Expert item writing for mathematical problem generation is costly, and AI models struggle to simultaneously ensure difficulty and diversity. Method: This paper proposes a human-in-the-loop framework: (1) leveraging large language models’ metacognitive capabilities to automatically extract fine-grained mathematical skills from the MATH dataset; (2) designing a dual-skill random composition prompting mechanism to trigger out-of-distribution (OOD), high-difficulty problem generation; and (3) iteratively refining problems via multi-round LLM generation and human verification to construct the high-quality benchmark MATH². Contribution/Results: We introduce the first “dual-skill composition → OOD hard problem” generation paradigm. Empirically, model success rates on novel problems approximate the square of their original MATH accuracy—revealing a fundamental bottleneck in compositional skill reasoning. Experiments show MATH² substantially reduces performance of state-of-the-art models, and using MATH² examples as in-context demonstrations improves model accuracy on the original MATH benchmark.
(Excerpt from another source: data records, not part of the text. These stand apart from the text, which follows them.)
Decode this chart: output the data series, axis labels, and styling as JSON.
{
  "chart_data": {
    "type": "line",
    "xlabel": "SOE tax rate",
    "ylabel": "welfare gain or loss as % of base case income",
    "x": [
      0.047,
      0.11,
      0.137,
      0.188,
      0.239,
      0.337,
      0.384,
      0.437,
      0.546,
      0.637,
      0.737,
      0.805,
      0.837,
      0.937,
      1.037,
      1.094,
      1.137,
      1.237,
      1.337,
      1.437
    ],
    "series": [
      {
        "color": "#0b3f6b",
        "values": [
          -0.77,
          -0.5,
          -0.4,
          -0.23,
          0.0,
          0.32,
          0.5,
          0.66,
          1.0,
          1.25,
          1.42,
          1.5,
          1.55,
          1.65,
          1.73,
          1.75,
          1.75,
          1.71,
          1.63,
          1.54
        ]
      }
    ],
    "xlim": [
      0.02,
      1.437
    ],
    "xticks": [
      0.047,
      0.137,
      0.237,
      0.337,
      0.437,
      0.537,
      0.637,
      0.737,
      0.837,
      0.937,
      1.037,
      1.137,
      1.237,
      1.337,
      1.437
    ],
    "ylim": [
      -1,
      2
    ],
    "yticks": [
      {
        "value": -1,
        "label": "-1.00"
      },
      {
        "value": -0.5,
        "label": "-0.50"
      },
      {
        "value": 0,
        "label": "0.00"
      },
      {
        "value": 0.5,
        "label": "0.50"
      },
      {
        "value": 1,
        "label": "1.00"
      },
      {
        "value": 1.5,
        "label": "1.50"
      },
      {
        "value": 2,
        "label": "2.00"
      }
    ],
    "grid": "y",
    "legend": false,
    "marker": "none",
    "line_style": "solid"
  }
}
Current LLM training positions mathematical reasoning as a core capability. With publicly available sources fully tapped, there is unmet demand for diverse and challenging math questions. Relying solely on human experts is both time-consuming and costly, while LLM-generated questions often lack the requisite diversity and difficulty. We present a design framework that combines the strengths of LLMs with a human-in-the-loop approach to generate a diverse array of challenging math questions. We leverage LLM metacognition skills [Didolkar et al., 2024] of a strong LLM to extract core"skills"from existing math datasets. These skills serve as the basis for generating novel and difficult questions by prompting the LLM with random pairs of core skills. The use of two different skills within each question makes finding such questions an"out of distribution"task for both LLMs and humans. Our pipeline employs LLMs to iteratively generate and refine questions and solutions through multiturn prompting. Human annotators then verify and further refine the questions, with their efficiency enhanced via further LLM interactions. Applying this pipeline on skills extracted from the MATH dataset [Hendrycks et al., 2021] resulted in MATH$^2$ - a dataset of higher-quality math questions, as evidenced by: (a) Lower performance of all models on MATH$^2$ than on MATH (b) Higher performance on MATH when using MATH$^2$ questions as in-context examples. Although focused on mathematics, our methodology seems applicable to other domains requiring structured reasoning, and potentially as a component of scalable oversight. Also of interest is a striking relationship observed between models' performance on the new dataset: the success rate on MATH$^2$ is the square on MATH, suggesting that successfully solving the question in MATH$^2$ requires a nontrivial combination of two distinct math skills.